Les personnes qui se lèvent tard et qui doivent se tirer d’affaire sont plus susceptibles de mourir plus jeunes que celles qui se lèvent et se couchent avec le Soleil, ont indiqué jeudi des chercheurs.

Une enquête menée auprès de plus de 430 000 personnes en Grande-Bretagne a montré que les noctambules avaient 10% plus de risques de mourir au cours de la période d’étude de 6,5 ans que les «alouettes».

« C’est un problème de santé publique qui ne peut plus être ignoré », a déclaré le co-auteur de l’étude, Malcolm van Schantz, de l’Université de Surrey. Il a soutenu que les « types de nuit » devraient commencer et finir le travail plus tard dans la journée.

« Les noctambules qui essaient de vivre dans un monde du matin-alouette peuvent en subir les conséquences sur leur santé », a déclaré l’auteur Kristen Knutson de la Northwestern University à Chicago.

Le duo a recueilli des informations sur près d’un demi-million de personnes âgées de 38 à 73 ans à partir d’une base de données publique.

Les participants se définissaient soit comme «une personne du matin» (27%), «plus un matin que le soir» (35%), «plus un soir qu’une personne du matin» (28%), ou «définitivement un personne du soir « (neuf pour cent).

Ils ont également énuméré leur poids, leurs habitudes tabagiques et leur statut socio-économique.

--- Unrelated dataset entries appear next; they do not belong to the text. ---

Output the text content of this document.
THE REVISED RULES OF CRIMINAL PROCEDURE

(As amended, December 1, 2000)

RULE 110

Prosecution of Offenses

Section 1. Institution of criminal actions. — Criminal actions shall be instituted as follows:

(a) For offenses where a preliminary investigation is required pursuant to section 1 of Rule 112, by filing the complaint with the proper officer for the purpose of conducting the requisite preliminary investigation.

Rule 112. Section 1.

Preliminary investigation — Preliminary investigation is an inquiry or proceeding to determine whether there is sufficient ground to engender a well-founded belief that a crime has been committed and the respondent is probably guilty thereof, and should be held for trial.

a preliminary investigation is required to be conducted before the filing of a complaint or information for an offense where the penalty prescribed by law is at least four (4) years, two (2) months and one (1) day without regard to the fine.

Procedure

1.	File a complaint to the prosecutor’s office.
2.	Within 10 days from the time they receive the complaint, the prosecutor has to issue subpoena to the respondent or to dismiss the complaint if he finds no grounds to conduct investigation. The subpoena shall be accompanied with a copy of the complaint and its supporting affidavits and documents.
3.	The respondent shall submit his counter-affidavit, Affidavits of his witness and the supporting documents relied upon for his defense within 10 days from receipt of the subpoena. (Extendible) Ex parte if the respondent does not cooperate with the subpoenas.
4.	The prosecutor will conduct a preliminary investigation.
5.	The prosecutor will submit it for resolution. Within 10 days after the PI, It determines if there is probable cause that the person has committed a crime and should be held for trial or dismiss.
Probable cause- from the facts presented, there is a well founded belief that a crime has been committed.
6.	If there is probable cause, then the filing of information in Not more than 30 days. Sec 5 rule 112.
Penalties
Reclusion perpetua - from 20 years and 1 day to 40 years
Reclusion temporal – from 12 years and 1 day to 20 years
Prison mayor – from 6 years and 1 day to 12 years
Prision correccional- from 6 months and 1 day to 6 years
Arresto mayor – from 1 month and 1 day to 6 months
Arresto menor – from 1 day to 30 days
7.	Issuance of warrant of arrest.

Les décès dans le groupe – un peu plus de 10 500 au total – ont été documentés pendant six ans et demi.

Le groupe de la chouette de nuit, l’équipe a trouvé, avait un risque de mourir de 10 pour cent plus élevé que ceux dans le groupe extrême tôt le matin.

Les personnes du groupe de fin de soirée étaient plus susceptibles de souffrir de troubles psychologiques, de diabète et de troubles de l’estomac et de la respiration, et dormaient moins d’heures par nuit.

Ils étaient également plus susceptibles de fumer, de boire de l’alcool et du café et d’utiliser des drogues illicites.

Le risque plus élevé peut être dû au fait que «les personnes en retard ont une horloge biologique interne qui ne correspond pas à leur environnement externe», a déclaré Knutson.

«Ce pourrait être un stress psychologique, manger au mauvais moment pour le corps, ne pas faire assez d’exercice, ne pas dormir suffisamment, être éveillé la nuit par vous-même, peut-être consommer de la drogue ou de l’alcool.

Le duo de recherche a préconisé un traitement spécial pour les noctambules.

« Si vous pouvez reconnaître ces (types) sont, en partie, génétiquement déterminé et pas seulement un défaut de caractère, les emplois et les heures de travail pourraient avoir plus de flexibilité pour les hiboux », a déclaré Knutson.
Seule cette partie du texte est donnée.